Kristina Norman was born in 1979 in Tallinn where she also currently lives and works. She graduated the Estonian Academy of Arts with a BA in Printmaking (2003), and she continues her MA studies there. Norman represented Estonia with experimental documentary “The Pribalts” in “Arrivals>Art from the New Europe” program, Modern Art Oxford, UK (2006).

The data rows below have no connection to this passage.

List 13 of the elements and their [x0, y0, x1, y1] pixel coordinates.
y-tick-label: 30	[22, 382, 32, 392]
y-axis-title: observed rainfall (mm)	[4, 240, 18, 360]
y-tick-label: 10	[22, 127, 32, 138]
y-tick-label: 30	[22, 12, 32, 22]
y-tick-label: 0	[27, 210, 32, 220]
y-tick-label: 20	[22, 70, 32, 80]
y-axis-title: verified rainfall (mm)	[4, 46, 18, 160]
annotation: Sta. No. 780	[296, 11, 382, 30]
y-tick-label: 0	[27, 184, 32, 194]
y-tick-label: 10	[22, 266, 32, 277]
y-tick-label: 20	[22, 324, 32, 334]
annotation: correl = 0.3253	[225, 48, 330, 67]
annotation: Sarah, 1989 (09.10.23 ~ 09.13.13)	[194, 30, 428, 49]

She participated in many international group exhibitions, amongs them, “Happy Together”, Tallinn Art Hall, Tallinn, Estonia (2009), “Dilemmas: Artists and the Idea of the Nation”, CEC ArtsLink, New York, USA (2008), “Friction and Conflict”, Kalmar Konstmuseum, Kalmar, Sweden (2008), 5th berlin biennial for contemporary art “When Things Cast No Shadow” (2008), “AgitPop”, LondonPrintStudio Gallery, London, UK (2008), “Is this Estonia we wanted?”, Rael Artel Gallery, Tartu, Estonia (2008), “Satellite Tunes – Art from the Post Soviet States”, Hungarian University of Fine Arts, Budapest, Hungary (2008), The Biennale of Young Artists, Tallinn (2007), “New Wave - Estonian Artists of the 21st Century” (curated by Anders Härm, Hanno Soans), Tallinn Art Hall, Tallinn, Estonia (2007), “KKK” - Exhibition of political art, (curated by Anders Härm), Tallinn Art Hall Gallery, Tallinn, Estonia (2007), “New Estonian Art” (curated by Anneli Porri), Võru Cultural Center Kannel, Võru, Estonia (2005). Her filmography includes “Monolith” (experimental documentary, 2007), “The Pribalts” (experimental documentary, 2006, Grand Prix of the Fideo ja Vilmi Festival, Pärnu, Estonia, 2006) and “The Field of Genius” (mocumentary, 2003). Kristina Norman will represent Estonia in the forthcoming Biennale of Art in Venice (2009).